Development of this toolkit

This toolkit was developed by researchers and clinicians at the Geriatrics Research Education and Clinical Center (GRECC) at the Madison VA Hospital and the University of Wisconsin-Madison School of Medicine & Public Health (Principal Investigator: Korey A. Kennelty, PharmD, PhD). This project was supported by a VA Innovation VISN 12 Award, The John A. Hartford Foundation. Additional support was provided by the UW-Madison School of Medicine and Public Health and the Community-Academic Partnerships core of the University of Wisconsin Institute for Clinical and Translational Research (UW ICTR), grant 1UL1RR025011 from the Clinical and Translational Science Award (CTSA) program of the National Center for Research Resources, National Institutes of Health.
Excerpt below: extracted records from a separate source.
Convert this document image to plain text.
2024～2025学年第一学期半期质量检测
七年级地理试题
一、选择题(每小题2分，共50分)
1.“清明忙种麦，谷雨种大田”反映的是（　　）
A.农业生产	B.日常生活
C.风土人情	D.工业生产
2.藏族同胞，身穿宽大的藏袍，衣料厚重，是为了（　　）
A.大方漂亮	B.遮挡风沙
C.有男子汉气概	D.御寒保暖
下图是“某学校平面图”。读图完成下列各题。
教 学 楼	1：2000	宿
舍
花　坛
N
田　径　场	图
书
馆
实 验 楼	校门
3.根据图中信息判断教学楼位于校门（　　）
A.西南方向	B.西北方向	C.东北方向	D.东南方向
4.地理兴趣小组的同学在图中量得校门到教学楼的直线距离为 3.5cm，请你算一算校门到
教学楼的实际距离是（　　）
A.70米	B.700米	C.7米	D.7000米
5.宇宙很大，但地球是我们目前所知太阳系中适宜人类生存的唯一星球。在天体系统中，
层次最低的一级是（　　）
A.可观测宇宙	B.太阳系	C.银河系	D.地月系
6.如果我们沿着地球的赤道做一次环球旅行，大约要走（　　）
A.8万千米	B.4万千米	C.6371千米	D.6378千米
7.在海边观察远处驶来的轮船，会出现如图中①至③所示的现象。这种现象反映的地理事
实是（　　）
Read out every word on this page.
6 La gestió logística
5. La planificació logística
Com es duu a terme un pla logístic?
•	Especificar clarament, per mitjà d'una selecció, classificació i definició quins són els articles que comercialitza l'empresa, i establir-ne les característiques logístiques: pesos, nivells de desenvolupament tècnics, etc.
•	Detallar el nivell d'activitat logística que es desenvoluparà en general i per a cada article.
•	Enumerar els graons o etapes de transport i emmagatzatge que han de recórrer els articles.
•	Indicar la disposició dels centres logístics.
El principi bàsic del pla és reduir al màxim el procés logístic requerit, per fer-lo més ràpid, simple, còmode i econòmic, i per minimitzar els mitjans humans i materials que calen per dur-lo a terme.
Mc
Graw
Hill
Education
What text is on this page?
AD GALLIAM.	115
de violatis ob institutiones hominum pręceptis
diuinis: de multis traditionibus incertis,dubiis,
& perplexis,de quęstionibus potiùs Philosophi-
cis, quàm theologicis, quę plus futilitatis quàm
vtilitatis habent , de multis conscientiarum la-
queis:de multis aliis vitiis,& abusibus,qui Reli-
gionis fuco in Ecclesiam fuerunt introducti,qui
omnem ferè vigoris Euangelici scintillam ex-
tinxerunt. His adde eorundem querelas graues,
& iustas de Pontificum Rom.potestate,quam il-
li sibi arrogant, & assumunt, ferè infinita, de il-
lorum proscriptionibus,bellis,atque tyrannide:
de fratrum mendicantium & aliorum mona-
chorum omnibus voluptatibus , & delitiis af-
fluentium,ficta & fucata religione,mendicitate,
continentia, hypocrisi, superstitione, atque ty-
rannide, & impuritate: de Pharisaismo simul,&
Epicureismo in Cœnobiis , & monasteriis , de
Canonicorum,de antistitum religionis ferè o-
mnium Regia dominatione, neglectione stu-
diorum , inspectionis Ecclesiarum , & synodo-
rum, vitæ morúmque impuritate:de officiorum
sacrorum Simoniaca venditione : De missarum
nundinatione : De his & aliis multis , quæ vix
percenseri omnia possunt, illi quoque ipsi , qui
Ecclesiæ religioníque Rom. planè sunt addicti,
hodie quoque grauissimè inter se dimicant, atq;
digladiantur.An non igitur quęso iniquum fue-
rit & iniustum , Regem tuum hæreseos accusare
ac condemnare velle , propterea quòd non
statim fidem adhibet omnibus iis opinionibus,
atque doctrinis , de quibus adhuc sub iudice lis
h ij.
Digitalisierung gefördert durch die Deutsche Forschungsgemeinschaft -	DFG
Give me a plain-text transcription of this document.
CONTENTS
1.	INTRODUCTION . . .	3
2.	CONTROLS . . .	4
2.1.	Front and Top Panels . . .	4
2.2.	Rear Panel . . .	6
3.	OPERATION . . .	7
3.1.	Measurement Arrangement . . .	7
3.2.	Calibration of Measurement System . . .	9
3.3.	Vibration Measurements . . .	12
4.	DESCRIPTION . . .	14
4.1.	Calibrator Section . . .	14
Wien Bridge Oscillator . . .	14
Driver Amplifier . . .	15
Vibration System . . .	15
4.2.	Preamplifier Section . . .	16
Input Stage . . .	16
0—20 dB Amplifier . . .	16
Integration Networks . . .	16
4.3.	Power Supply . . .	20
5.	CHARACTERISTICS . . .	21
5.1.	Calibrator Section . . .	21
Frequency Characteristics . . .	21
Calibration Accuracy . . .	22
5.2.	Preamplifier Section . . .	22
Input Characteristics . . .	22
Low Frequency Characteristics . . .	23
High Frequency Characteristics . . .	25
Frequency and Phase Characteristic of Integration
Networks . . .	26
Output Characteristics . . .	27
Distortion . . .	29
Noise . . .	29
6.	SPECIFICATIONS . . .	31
Please send questions, comments and suggestions to HIPxChange@hip.wisc.edu.

Reference

Kennelty KA, Jensen LL, Gehring M, Gilmore-Bykovskyi A, Roiland RA, Kordahl R, Kind AJ. Preventing Opioid Prescription Theft and Ensuring SeCure Transfer of Personal Health Information when Patients Transition from the Hospital to a Nursing Home. J Am Geriatr Soc. 2016 Sep;64(9):e23-5.

Toolkit Citation

Kennelty K. PROTECT PHI Toolkit. 2016; Madison VA Geriatric Research Education and Clinical Centers C-TraC program, the Hartford Foundation, and UW Health Innovation Program. Available at: https://www.hipxchange.org/PROTECTPHI

About the Developer

Korey Kennelty, PharmD, MS, PhD, BCGP is an Assistant Professor at the University of Iowa College of Pharmacy, Department of Pharmacy Practice and Science. Dr. Kennelty is a health services/health systems interventionist who utilizes implementation science and trans-disciplinary research in her work. Her research primarily examines on decreasing health system fragmentation for vulnerable patient populations. Her work has focused on developing and implementing effective medication reconciliation strategies when patients transition between the healthcare settings as well as developing and disseminating practical team-based care approaches into outpatient primary care settings. Dr. Kennelty employs both qualitative and quantitative methodologies in her research. Her work in these areas has been funded by AHRQ, the Department of Veterans Affairs, the John A. Hartford Foundation, and the Community Pharmacy Foundation, among others.